Feio chciał dotrzeć do piłkarzy w przerwie meczu, ale po zmianie stron Raków utrzymał gola przewagi. Jeszcze w 41. minucie do siatki warszawskiej Legii trafił Jean Carlos i 1:0 wystarczyło. Feio chciał pobudzić legionistów do walki ze zmiany stron, a wszystko zostało zarejestrowane przez kamery. Padały nieparlamentarne słowa, jak to w piłkarskiej szatni. Materiałem podzieliły się media społecznościowe klubu z Łazienkowskiej.

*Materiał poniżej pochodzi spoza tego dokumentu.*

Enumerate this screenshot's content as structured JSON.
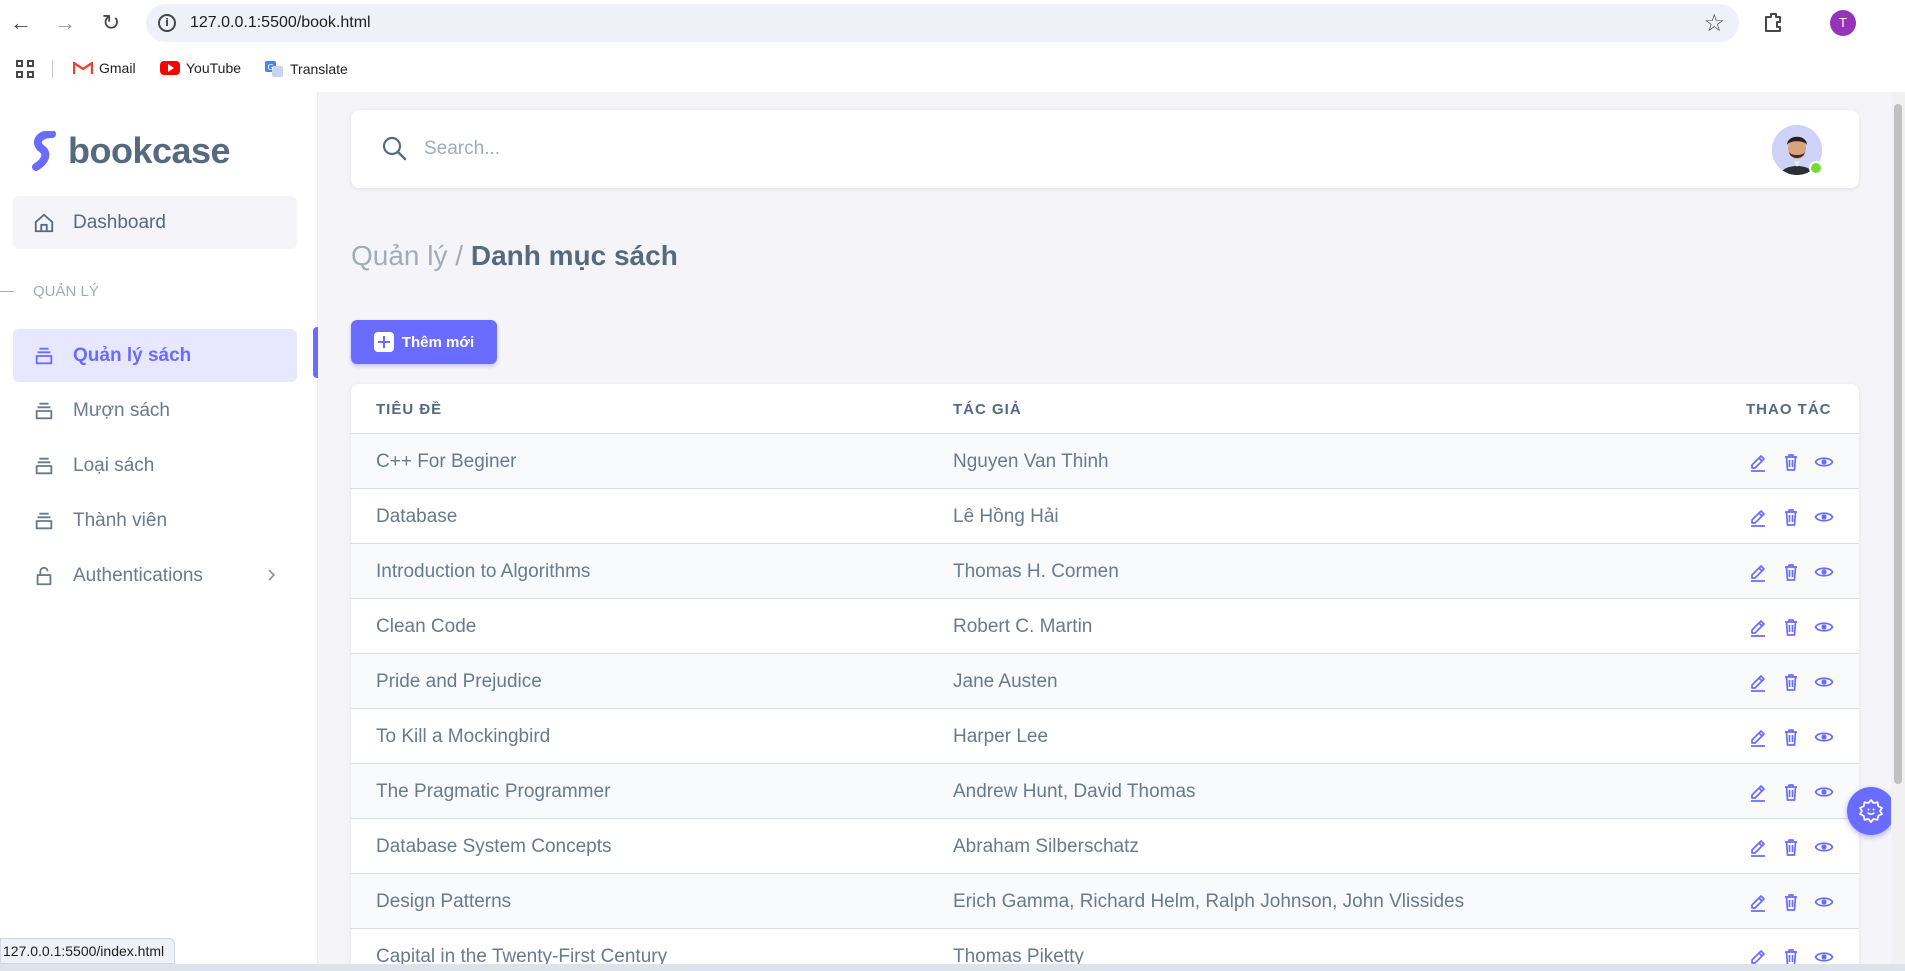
{
  "browser": {
    "url": "127.0.0.1:5500/book.html",
    "profile_initial": "T",
    "bookmarks": [
      "Gmail",
      "YouTube",
      "Translate"
    ],
    "status_url": "127.0.0.1:5500/index.html"
  },
  "brand": {
    "name": "bookcase",
    "accent": "#696cff"
  },
  "sidebar": {
    "dashboard": "Dashboard",
    "section_header": "QUẢN LÝ",
    "items": [
      {
        "label": "Quản lý sách",
        "icon": "layers-icon",
        "active": true
      },
      {
        "label": "Mượn sách",
        "icon": "layers-icon",
        "active": false
      },
      {
        "label": "Loại sách",
        "icon": "layers-icon",
        "active": false
      },
      {
        "label": "Thành viên",
        "icon": "layers-icon",
        "active": false
      },
      {
        "label": "Authentications",
        "icon": "lock-icon",
        "active": false
      }
    ]
  },
  "search": {
    "placeholder": "Search..."
  },
  "breadcrumb": {
    "parent": "Quản lý /",
    "current": "Danh mục sách"
  },
  "toolbar": {
    "add_label": "Thêm mới"
  },
  "table": {
    "headers": {
      "title": "TIÊU ĐỀ",
      "author": "TÁC GIẢ",
      "actions": "THAO TÁC"
    },
    "rows": [
      {
        "title": "C++ For Beginer",
        "author": "Nguyen Van Thinh"
      },
      {
        "title": "Database",
        "author": "Lê Hồng Hải"
      },
      {
        "title": "Introduction to Algorithms",
        "author": "Thomas H. Cormen"
      },
      {
        "title": "Clean Code",
        "author": "Robert C. Martin"
      },
      {
        "title": "Pride and Prejudice",
        "author": "Jane Austen"
      },
      {
        "title": "To Kill a Mockingbird",
        "author": "Harper Lee"
      },
      {
        "title": "The Pragmatic Programmer",
        "author": "Andrew Hunt, David Thomas"
      },
      {
        "title": "Database System Concepts",
        "author": "Abraham Silberschatz"
      },
      {
        "title": "Design Patterns",
        "author": "Erich Gamma, Richard Helm, Ralph Johnson, John Vlissides"
      },
      {
        "title": "Capital in the Twenty-First Century",
        "author": "Thomas Piketty"
      }
    ]
  }
}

- Kwestia pressingu. Musicie grać bardziej agresywnie. Oni stworzyli sobie tylko jedną pier***oną okazję. My stworzyliśmy dwie, nie wykorzystaliśmy ich, a oni swoją tak. Podania muszą być trochę szybsze - komunikował Feio w przerwie meczu z Rakowem. Dla portugalskiego szkoleniowca był to bardzo emocjonalny mecz, o czym świadczyła żółta kartka już na samym początku rywalizacji. Feio starł się z sędzią Jarosławem Przybyłem.

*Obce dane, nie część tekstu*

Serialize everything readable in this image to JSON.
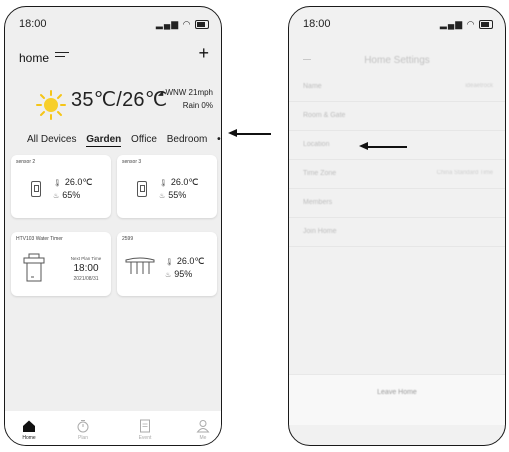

- Już wam mówiłem. Ostrzej z tyłu i na skrzydłach. Atak w zwarciu i będzie pressing. Chcecie wypaść lepiej? To konieczny jest pressing. Dlatego musicie cisnąć do przodu. Panowie, nie wariujcie. Mecz trwa 90 minut. Więcej walki przy pojedynkach, więcej pewności siebie w pressingu i przy piłce. Gotowi? - tłumaczył w przerwie trener Legii.
Teraz przed stołecznymi wyzwanie w postaci wyjazdowego meczu w Szczecinie. W piątkowy wieczór Legia zmierzy się z Pogonią. Hit 9. kolejki PKO BP Ekstraklasy rozpocznie się o 20.30.